Bed Bath and Beyond raises $225 million
On Tuesday, Bed Bath and Beyond Inc said about $225 million was raised in an equity offering and are bound to get another $800 million in top coming next months, as the scuffling retailer is trying to keep away from bankruptcy.
The lead investor, Hudson Bay Capital Management in the share sale, Reuters, was told by two people who were familiar with the situation before the offering closing.
The prospect of bankruptcy was first highlighted by Bed Bath and Beyond early last month and stated on Monday that it prepared to raise about $1 billion in a complicated deal where it offered favored warrants and stock.
Analysts stated that fresh cash might afford Bed Bath and Beyond just a few quarters to save its business, and a diminishing economy would weaken any chance of a triumphant turnaround.
The offering “might be a Band-Aid but I’m not sure of all the formation of their balance sheet,” stated Robert Gilliland, Concenture Wealth Management’s, managing director. “The issue is that they’re likely not going to be a big turnabout story.”
Bed Bath and Beyond on its way to Bankruptcy
Bed Bath decided, to not comment on Hudson Bay Capital’s position in the share sale. Hudson Bay did not acknowledge the request for comment. Hudson Bay Capital development was first reported by Bloomberg News.
The Canadian department store chain Hudson’s Bay Co., Is not related to Hudson Bay Capital.
In a letter to distributors viewed by Reuters, the Chief Executive of Bed Bath and Beyond, Sue Gove, attempted to relieve concerns, stating she anticipated the stock sale to “Induce our efforts to turnabout the establishment.” she requested vendor support and pledged “open discussion.”
“In fiscal 2023, we anticipate that it will enable strategic initiatives by providing the needed runway and resources” to continue, to implement its transformation, she said.
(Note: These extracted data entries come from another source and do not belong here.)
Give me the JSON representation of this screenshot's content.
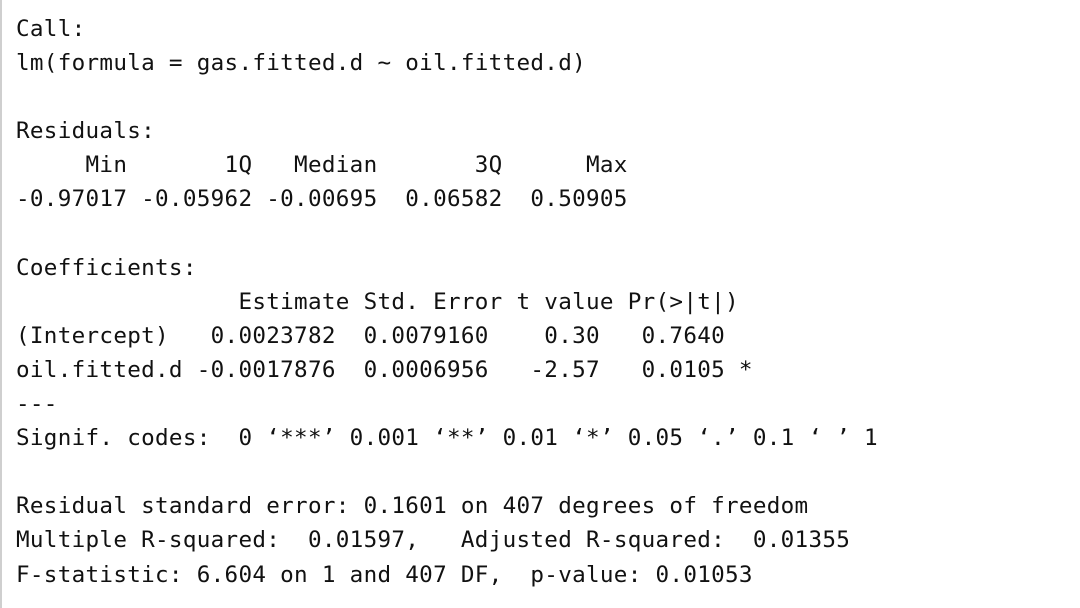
{
  "console": {
    "lines": [
      "Call:",
      "lm(formula = gas.fitted.d ~ oil.fitted.d)",
      "",
      "Residuals:",
      "     Min       1Q   Median       3Q      Max ",
      "-0.97017 -0.05962 -0.00695  0.06582  0.50905 ",
      "",
      "Coefficients:",
      "                Estimate Std. Error t value Pr(>|t|)  ",
      "(Intercept)   0.0023782  0.0079160    0.30   0.7640  ",
      "oil.fitted.d -0.0017876  0.0006956   -2.57   0.0105 *",
      "---",
      "Signif. codes:  0 ‘***’ 0.001 ‘**’ 0.01 ‘*’ 0.05 ‘.’ 0.1 ‘ ’ 1",
      "",
      "Residual standard error: 0.1601 on 407 degrees of freedom",
      "Multiple R-squared:  0.01597,\tAdjusted R-squared:  0.01355 ",
      "F-statistic: 6.604 on 1 and 407 DF,  p-value: 0.01053"
    ]
  }
}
Vendors of Bed Bath and Beyond are concerned and have elucidated little to the company, which is a reason for the delay or halts in payments. Reuters was told by two vendors.
“Everything is on hold,” a children’s apparel maker stated last week, adding that the product shipping had stopped since early January to Bed Bath. A maker of personal care products stated that the payments were “astronomically delayed.”
No immediate response was seen by Bed Bath to a request for comment on what the vendor said or the memo.
At the end of last month, Reuters reported that Over-seers were lined up, by Bed Bath and Beyond to close any extra stores until and unless a buyer emerged at the last minute.
Prices on Bed Bath and Beyond bond which are due in 2024 Escalated on Tuesday to $0.24 on the dollar from around $0.05 a day, but still displays financial distress.
In the aftermath of closing down 49% on Tuesday, the shares of Bed Bath and Beyond jumped up 3% in extended trading.
“It seems like a way of increasing time hoping someone saves them but that seems a bit unlikely,” a chief market analyst at IG, Chris Beauchamp said.
“It is not new that this news has poked the residue of that particular mania, having been on the edge of the meme stock frenzy” he added.
“Having been on the edge of the meme stock frenzy, it’s not surprising that this news has poked the embers of that particular mania,” he added.
Bed Bath and Beyond looked at its shares surging as high as $30 the previous year, which was a part of the meme stock phenomenon when investor and activist Ryan Cohen pushed the company for changes and took a stake in the company.
In the past few years, there have been more meme stocks that have been increased by retail investors. Which comprise video game retailers, GameStop Corp, and AMC Entertainment, which closed down at 11% and 9% respectively on Tuesday.
“The meme stock’s popularity could vary depending on the market’s features (but investors) have to be careful about it, mainly in a pricey environment” U.S. investment analyst at eToro, Callie Cox said.
In a supervisory filing, Bed Bath and Beyond said “we do not know for how long these dynamics will last or if they will last, but the recent imponderable and present prices mirror market and trading kinetics which is not related to our fundamental business, or industry fundamentals or market”
Bed Bath & Beyond will survive for another day – for now at least.
The company raised a $100 million loan from one of its lenders, Sixth Street Partners. The sole book-runner for the offering was B. Riley Securities, said Bed Bath.
Bed Bath and Beyond’s current market value is approximately $353 million.
The cash ingrain will be utilized to settle some of the retailer’s debts after Bed Bath backed out on a loan with JP Morgan in January and skipped a $25 million interest repayment on February 1st, the company stated in security filings.
To maintain the costs and concentrate on spending less, Bed Bath wants to massively decrease its traditional footprint to total stores (480)- 120 Buy Baby stores and another 360 with the Bed Bath and Beyond banner, the company issued in a News release.
In a filing, on Monday the company said it would close 150 more Bed Bath stores. After already closing down 200 of its byname stores and Harmon Face Values locations 50. Earlier in the year Bed Bath and Beyond had many stores 955 open as of now it faces many problems.